Wednesday, September 23, 2009

That class












It recently occurred to me that this month, I'm marking 20 years of college-level teaching, if you start counting in fall 1989, when I began work on my M.A. at Ohio State and teaching freshman comp. And I've been in a tenure-track or tenured job for a decade this fall.

I can't even begin to tell you how freaky I find all of that, since much of the time I still feel like I don't have a clue what I'm doing, and wonder when someone is going to call me out on it.

That feeling isn't helped this semester by having a class that's That Class. Those of you who teach know the kind I mean: the soul-sucking, lethargic, amoeba-like organism that starts as a gelatinous mass and gradually calcifies until it is utterly impenetrable. At first, I thought they were just quiet. Confused, maybe. In need of some more examples. But no: none of those things seem to be the problem.

It makes for a long 75 minutes, especially in a class (introduction to folklore) where I rely heavily on them contributing personal experiences and examples to illustrate some of the more abstract concepts and to help them begin coming up with topics for their fieldwork projects.

In those moments, 20 years of experience doesn't do me the slightest bit of good; I still feel like a panicky grad student who's run out of material halfway through class.

I suppose, though, that the benefit of experience is that I know (but have a hard time believing) that to a large degree, it's not about me. It's about a combination of bad place (room with chairs bolted to the floor), bad time (mid-afternoon), and bad karma. I taught the same course last semester, using the same texts, and the students had lots to say, asked lots of great questions, and generated that amazing kind of reciprocal energy exchange that makes a class work.

Still, it's discouraging. I ran into a colleague at the rec center this morning who's in a similar predicament with one of his classes. We agreed that just one section of That Class has the potential to unmoor you.

I read this recent editorial by Maureen Dowd with interest, since That Class has been getting me so down. The problem, as Dowd sees it? That women "tend to attach to other people more strongly, beat themselves up more when they lose attachments, take things more personally at work."

Well, yeah. I've been working on those issues for years. Longer than I've been teaching probably.

Easier said than done, especially when you feel like you've humiliated yourself in front of a class, doing just about everything but swinging from a trapeze to get some kind of response. And believe me, I haven't ruled that option out.

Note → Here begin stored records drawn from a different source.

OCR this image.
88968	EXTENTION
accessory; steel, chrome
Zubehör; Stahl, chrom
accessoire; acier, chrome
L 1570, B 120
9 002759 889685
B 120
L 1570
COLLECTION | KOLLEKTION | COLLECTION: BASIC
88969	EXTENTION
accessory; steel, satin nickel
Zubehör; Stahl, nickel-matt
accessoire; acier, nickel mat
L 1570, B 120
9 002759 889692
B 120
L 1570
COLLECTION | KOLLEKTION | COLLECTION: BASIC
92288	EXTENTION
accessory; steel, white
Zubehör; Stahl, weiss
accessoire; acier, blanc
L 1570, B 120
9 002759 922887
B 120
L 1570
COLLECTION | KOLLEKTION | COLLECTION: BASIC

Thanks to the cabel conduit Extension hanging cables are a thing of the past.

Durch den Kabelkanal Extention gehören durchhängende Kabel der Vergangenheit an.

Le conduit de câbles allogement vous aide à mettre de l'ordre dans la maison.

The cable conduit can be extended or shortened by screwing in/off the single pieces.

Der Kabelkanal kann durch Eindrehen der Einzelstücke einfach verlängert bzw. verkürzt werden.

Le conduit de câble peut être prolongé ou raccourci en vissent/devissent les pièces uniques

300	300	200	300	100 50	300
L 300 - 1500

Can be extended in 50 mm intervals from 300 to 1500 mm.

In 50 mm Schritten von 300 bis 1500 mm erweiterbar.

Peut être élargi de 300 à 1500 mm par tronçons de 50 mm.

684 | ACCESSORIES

In case you missed the story about the zombie-alert sign earlier this year, above, click here.

6 comments:

Christy said...

Oh Rosemary, I feel your pain. This is the kind of post that reminds me why I left teaching.

That said, there's some *good* that can come out of this if you approach it as a kind of research lab. After all, That Class is a kind of folklore of its own. Maybe it's time for you to gather anecdotes from other educators who have faced That Class and lived to tell the tale. It will remind you you're not so alone, and it could have some interesting research implications to boot (can the folklore of pedagogy become its own genre? I say yes).

Catherine Zoerb said...

Rosemary, you have no idea how much this post helps me. I've only taught about four years, and I often secretly feel like I'm going to be called out for knowing nothing. I'm glad to know that the super experienced teachers feel the same way sometimes.

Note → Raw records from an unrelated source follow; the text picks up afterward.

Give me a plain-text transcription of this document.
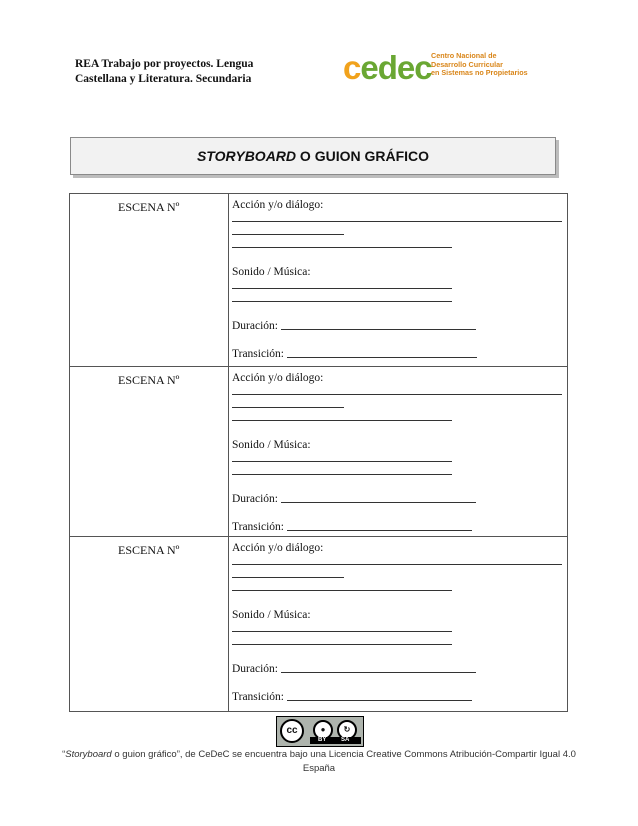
REA Trabajo por proyectos. Lengua Castellana y Literatura. Secundaria	cedec Centro Nacional de
Desarrollo Curricular
en Sistemas no Propietarios
STORYBOARD O GUION GRÁFICO
ESCENA Nº	Acción y/o diálogo:
Sonido / Música:
Duración:
Transición:
ESCENA Nº	Acción y/o diálogo:
Sonido / Música:
Duración:
Transición:
ESCENA Nº	Acción y/o diálogo:
Sonido / Música:
Duración:
Transición:
cc	●	↻
BY SA
“Storyboard o guion gráfico”, de CeDeC se encuentra bajo una Licencia Creative Commons Atribución-Compartir Igual 4.0 España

I hate That Class. I had one last semester and I just wanted to die. Maybe if I did, they'd utter a sentence? ("Hey, is the teacher dead?") I think they'd be more likely to quietly file out of the room, where my rotting corpse would eventually be discovered by a later class, unless it was devoured by wild dogs first.

Pam said...

30 years as a social worker and I still have this experience regularly. I wonder, "I can't believe these people think I know what I'm doing." I've reveled this thought (fear) to others in my field and they laugh and say they feel the same. So, I'm thinking it must be universal. We're all fumbling around in the dark waiting for enlightenment.

Horace said...

I've got That Class, too, maybe at the same time as yours? I tried the tap dancing trick today. No luck.

Maybe it'll just become an in-class writing course...

Historiann said...

I had That Class last term. I think it comes around once every decade or so--there's nothing to be done but to ride it out and try not to hate your students or yourself too much.

Rosemary said...

Historiann, you're damn lucky if you only get a class like that once every ten years!

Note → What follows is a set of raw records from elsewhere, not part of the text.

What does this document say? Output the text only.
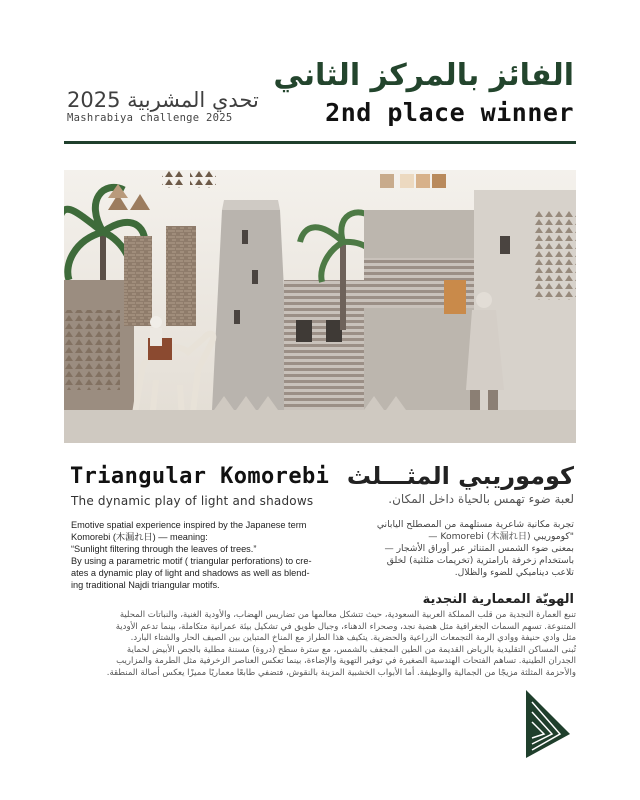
تحدي المشربية 2025
Mashrabiya challenge 2025
الفائز بالمركز الثاني
2nd place winner
Triangular Komorebi
The dynamic play of light and shadows
كوموريبي المثـــلث
لعبة ضوء تهمس بالحياة داخل المكان.

Emotive spatial experience inspired by the Japanese term

Komorebi (木漏れ日) — meaning:

“Sunlight filtering through the leaves of trees.”

By using a parametric motif ( triangular perforations) to cre-

ates a dynamic play of light and shadows as well as blend-

ing traditional Najdi triangular motifs.

تجربة مكانية شاعرية مستلهمة من المصطلح الياباني

"كوموريبي (木漏れ日) Komorebi —

بمعنى ضوء الشمس المتناثر عبر أوراق الأشجار —

باستخدام زخرفة بارامترية (تخريمات مثلثية) لخلق

تلاعب ديناميكي للضوء والظلال.

الهويّة المعمارية النجدية

تنبع العمارة النجدية من قلب المملكة العربية السعودية، حيث تتشكل معالمها من تضاريس الهضاب، والأودية الغنية، والنباتات المحلية

المتنوعة. تسهم السمات الجغرافية مثل هضبة نجد، وصحراء الدهناء، وجبال طويق في تشكيل بيئة عمرانية متكاملة، بينما تدعم الأودية

مثل وادي حنيفة ووادي الرمة التجمعات الزراعية والحضرية. يتكيف هذا الطراز مع المناخ المتباين بين الصيف الحار والشتاء البارد.

تُبنى المساكن التقليدية بالرياض القديمة من الطين المجفف بالشمس، مع سترة سطح (دروة) مسننة مطلية بالجص الأبيض لحماية

الجدران الطينية. تساهم الفتحات الهندسية الصغيرة في توفير التهوية والإضاءة، بينما تعكس العناصر الزخرفية مثل الطرمة والمزاريب

والأحزمة المثلثة مزيجًا من الجمالية والوظيفة. أما الأبواب الخشبية المزينة بالنقوش، فتضفي طابعًا معماريًا مميزًا يعكس أصالة المنطقة.
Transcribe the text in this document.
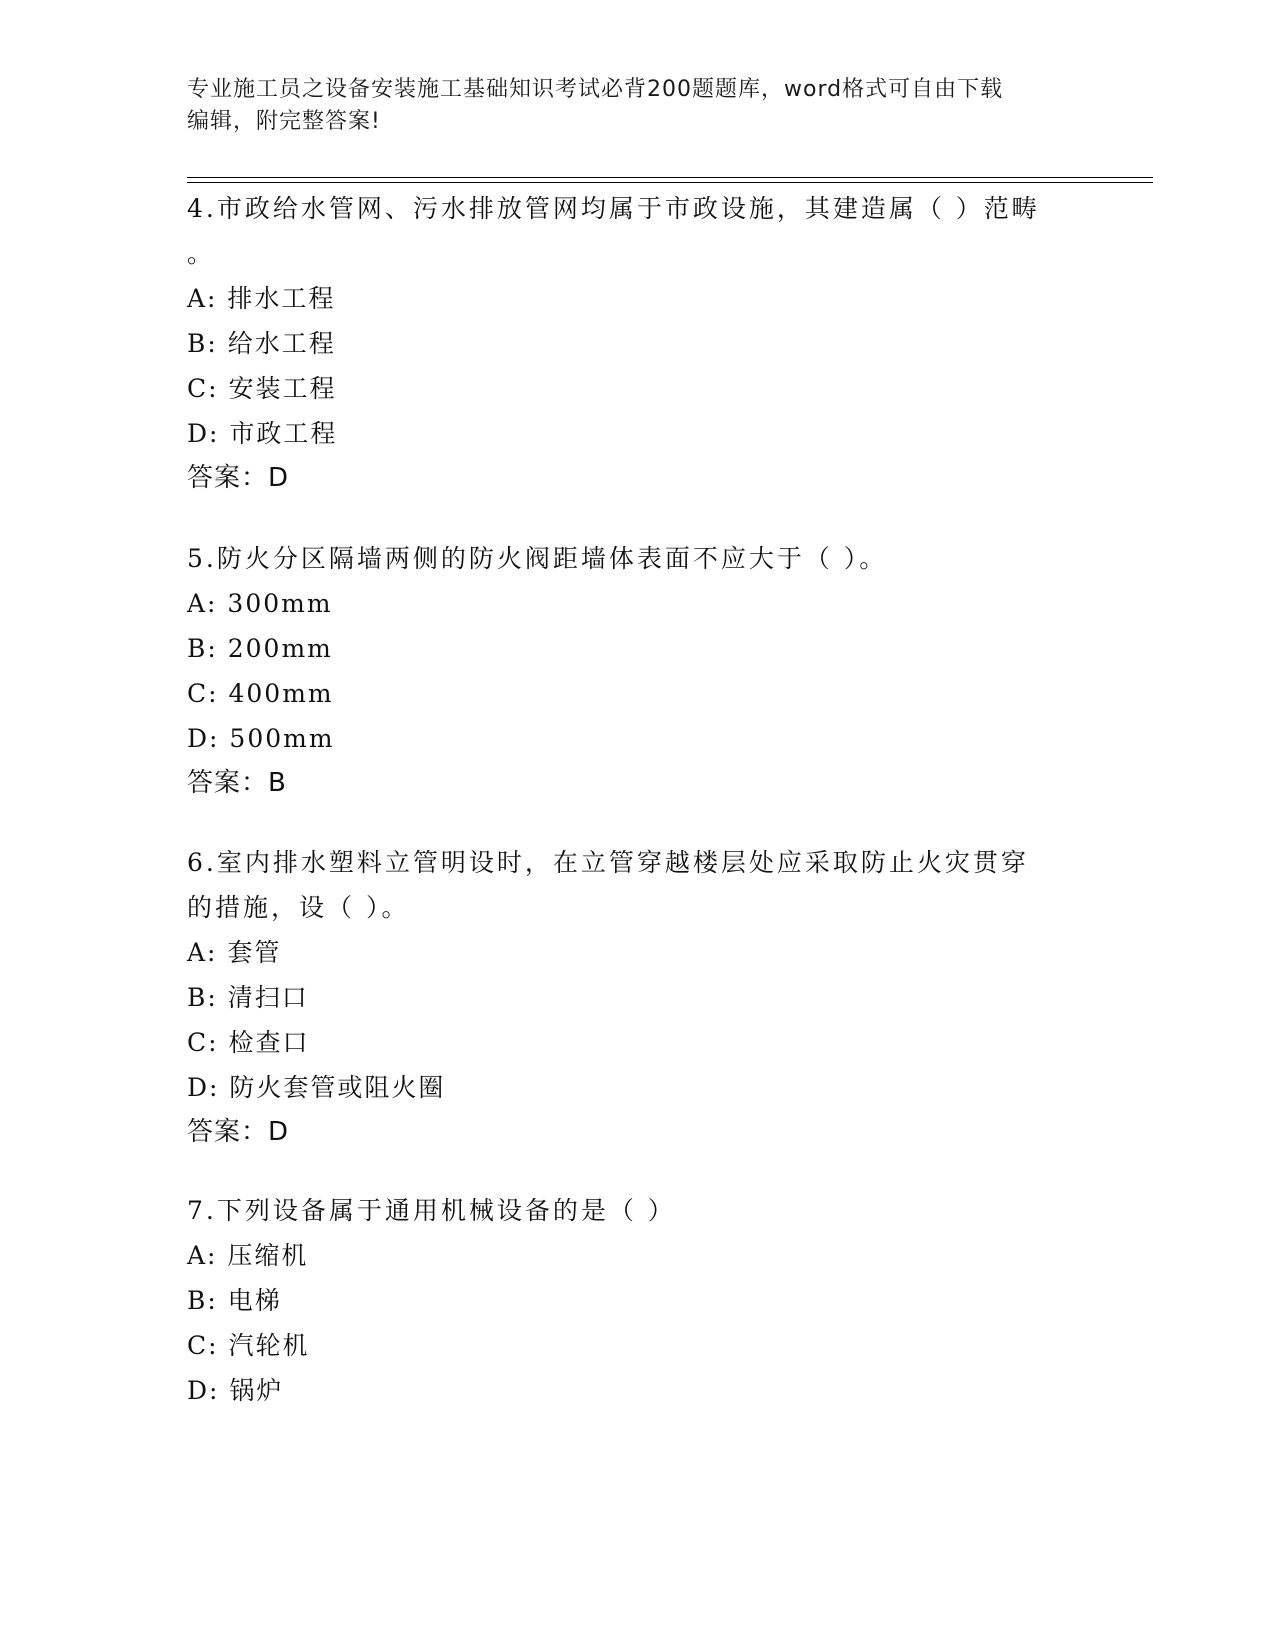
专业施工员之设备安装施工基础知识考试必背200题题库，word格式可自由下载
编辑，附完整答案!

4.市政给水管网、污水排放管网均属于市政设施，其建造属（ ）范畴

。

A: 排水工程

B: 给水工程

C: 安装工程

D: 市政工程

答案：D

5.防火分区隔墙两侧的防火阀距墙体表面不应大于（ ）。

A: 300mm

B: 200mm

C: 400mm

D: 500mm

答案：B

6.室内排水塑料立管明设时，在立管穿越楼层处应采取防止火灾贯穿

的措施，设（ ）。

A: 套管

B: 清扫口

C: 检查口

D: 防火套管或阻火圈

答案：D

7.下列设备属于通用机械设备的是（ ）

A: 压缩机

B: 电梯

C: 汽轮机

D: 锅炉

Horace: 1:00 p.m.? Maybe we should switch groups...do you think they'd even notice?

@Catherine--as Pam's comment suggests, that feeling never goes away completely, sad to say. I LOL'd at your description of the students just walking out if you dropped dead. Frankly, if that happened, I think I'd prefer to be devoured by wild dogs than discovered by the next class--they'd probably just step over you on the way to their seats...or *on* you if they were texting at the time and didn't see where they were walking, which is more likely.